A grinding sound announced the presence of the barrel. It was turning slowly, and he pointed toward the knives sticking out at various points. Keeping Kate at his side he started through, pulling them past a set of knife points before they fell to the spinning surface.

“Are you okay?” he asked.

“I’m getting dizzy.”

“Yeah. But we have to make a run for it.” He gestured toward the end, where more blades poked out from between the staves. “You go on. I’ll block the knives.”

Kate glanced at him, then started forward. He slapped the board against a sharp point so that she could slither past. She made it out okay, but the blade nicked his arm as he went past.

They both landed on the floor, panting. When she saw the blood on his arm, she gasped.

“Are you okay?”

“It’s just a scratch,” he answered, giving himself a few moments to catch his breath.

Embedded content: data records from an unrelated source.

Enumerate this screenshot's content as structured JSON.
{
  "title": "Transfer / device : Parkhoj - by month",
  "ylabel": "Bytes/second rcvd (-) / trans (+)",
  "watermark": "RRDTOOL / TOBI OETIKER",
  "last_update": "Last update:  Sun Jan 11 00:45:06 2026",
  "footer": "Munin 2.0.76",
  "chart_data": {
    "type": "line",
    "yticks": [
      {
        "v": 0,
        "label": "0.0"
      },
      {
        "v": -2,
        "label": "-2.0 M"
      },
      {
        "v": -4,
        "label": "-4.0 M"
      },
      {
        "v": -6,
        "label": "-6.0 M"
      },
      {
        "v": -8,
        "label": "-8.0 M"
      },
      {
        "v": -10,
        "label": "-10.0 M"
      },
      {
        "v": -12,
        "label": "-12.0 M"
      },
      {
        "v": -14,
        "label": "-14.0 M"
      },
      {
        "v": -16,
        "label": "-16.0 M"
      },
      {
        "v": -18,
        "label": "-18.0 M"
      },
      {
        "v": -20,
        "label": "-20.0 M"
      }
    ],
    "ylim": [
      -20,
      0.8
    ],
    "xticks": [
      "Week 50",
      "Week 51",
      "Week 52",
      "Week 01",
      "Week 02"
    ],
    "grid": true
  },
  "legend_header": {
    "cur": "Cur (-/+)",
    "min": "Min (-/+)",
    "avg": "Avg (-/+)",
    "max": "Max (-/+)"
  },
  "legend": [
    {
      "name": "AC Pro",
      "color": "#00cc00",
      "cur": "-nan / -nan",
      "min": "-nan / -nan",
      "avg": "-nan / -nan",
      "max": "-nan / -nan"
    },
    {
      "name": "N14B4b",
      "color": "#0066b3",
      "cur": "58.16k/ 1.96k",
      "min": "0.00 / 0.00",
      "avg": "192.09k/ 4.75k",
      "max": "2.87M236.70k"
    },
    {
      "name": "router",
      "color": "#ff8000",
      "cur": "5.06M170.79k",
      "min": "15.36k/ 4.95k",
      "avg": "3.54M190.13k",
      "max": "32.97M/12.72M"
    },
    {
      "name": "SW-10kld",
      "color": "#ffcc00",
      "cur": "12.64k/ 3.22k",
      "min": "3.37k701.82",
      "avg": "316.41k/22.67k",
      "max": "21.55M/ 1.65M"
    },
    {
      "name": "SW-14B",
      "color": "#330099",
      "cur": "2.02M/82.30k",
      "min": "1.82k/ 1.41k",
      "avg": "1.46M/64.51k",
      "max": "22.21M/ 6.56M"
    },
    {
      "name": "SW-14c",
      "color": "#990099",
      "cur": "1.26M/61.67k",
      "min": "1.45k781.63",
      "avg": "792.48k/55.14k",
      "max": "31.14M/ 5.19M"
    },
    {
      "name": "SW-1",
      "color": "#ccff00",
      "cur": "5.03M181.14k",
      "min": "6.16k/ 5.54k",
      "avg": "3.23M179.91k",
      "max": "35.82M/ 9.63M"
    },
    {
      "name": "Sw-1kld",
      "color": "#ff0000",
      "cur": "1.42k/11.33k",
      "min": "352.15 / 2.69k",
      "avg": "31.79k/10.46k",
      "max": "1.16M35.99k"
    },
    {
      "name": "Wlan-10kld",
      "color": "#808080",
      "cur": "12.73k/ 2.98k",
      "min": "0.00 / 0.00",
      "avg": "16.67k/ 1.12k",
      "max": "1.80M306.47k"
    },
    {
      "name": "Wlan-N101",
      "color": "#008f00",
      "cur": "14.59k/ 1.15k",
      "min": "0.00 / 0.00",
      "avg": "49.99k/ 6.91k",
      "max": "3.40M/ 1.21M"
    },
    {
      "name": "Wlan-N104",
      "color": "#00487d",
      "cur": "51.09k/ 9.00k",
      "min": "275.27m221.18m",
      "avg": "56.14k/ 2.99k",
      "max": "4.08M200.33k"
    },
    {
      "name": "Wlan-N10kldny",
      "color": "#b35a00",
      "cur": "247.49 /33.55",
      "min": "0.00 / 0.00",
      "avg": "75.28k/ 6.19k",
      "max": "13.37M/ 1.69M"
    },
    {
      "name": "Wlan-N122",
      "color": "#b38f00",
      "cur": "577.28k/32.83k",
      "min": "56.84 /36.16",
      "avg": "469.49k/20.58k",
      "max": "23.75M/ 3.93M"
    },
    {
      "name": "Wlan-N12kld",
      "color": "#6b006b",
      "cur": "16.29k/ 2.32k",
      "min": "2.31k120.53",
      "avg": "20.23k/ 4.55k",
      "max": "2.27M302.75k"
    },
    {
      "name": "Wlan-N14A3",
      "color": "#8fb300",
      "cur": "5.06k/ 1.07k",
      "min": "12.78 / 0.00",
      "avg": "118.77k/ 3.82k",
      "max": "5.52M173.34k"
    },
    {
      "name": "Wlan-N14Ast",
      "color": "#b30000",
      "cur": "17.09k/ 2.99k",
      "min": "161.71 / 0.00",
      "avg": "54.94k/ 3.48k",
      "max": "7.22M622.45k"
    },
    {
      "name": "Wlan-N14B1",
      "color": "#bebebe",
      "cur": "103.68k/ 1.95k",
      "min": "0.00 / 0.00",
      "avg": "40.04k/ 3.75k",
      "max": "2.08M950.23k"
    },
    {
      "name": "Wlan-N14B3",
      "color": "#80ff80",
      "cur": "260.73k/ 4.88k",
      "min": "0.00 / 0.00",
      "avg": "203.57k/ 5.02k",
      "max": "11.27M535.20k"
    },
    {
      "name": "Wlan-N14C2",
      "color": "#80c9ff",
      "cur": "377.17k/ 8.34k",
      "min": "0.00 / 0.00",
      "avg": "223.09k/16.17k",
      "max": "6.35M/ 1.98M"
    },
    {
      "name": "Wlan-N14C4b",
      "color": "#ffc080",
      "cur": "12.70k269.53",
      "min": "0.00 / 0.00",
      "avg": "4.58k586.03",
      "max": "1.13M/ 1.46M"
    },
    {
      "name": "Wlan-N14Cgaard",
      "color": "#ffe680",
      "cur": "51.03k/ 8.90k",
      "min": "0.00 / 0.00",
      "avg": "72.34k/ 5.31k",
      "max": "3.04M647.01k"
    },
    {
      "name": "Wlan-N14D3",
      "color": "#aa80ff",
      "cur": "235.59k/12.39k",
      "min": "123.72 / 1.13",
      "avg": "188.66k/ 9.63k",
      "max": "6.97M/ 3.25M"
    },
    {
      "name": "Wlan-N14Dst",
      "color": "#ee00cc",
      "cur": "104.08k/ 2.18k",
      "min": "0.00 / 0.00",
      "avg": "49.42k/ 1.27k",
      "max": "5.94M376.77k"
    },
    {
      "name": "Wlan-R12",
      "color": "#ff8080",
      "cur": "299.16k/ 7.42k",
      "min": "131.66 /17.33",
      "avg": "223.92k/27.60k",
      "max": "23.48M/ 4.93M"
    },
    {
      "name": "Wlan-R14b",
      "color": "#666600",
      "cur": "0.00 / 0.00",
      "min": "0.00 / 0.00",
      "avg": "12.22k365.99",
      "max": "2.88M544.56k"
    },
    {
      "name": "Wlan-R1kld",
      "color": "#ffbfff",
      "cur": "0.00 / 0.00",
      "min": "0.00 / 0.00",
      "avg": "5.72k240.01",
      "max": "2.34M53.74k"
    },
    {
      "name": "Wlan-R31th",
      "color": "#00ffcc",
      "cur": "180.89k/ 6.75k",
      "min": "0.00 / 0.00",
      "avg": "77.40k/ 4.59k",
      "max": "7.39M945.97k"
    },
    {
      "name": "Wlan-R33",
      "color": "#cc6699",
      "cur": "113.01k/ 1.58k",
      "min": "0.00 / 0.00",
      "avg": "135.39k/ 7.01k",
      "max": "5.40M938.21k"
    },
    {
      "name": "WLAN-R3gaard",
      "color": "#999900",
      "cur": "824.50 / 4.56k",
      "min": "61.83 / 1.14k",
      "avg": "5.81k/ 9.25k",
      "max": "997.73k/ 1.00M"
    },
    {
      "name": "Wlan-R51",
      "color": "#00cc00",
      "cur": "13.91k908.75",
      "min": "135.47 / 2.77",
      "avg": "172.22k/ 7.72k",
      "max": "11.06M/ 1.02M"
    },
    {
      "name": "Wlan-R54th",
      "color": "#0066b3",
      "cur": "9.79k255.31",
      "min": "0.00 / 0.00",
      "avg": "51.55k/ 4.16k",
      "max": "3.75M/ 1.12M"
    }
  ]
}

She looked at the cut, making a small sound as she saw blood drip to the floor.

“We’ll take care of it when we get out of here,” he said.

“Get going,” Treeman called from another speaker above them.

Kate tipped her head up and gave him a murderous look. When she started to speak, Wyatt gripped her arm and shook his head.

She closed her eyes for a moment then nodded.

Wyatt hauled himself up, and Kate followed. He stared down the tunnel, trying to picture where they were. Ahead was a greased floor where you could fall and crack your head—or worse—if you were running.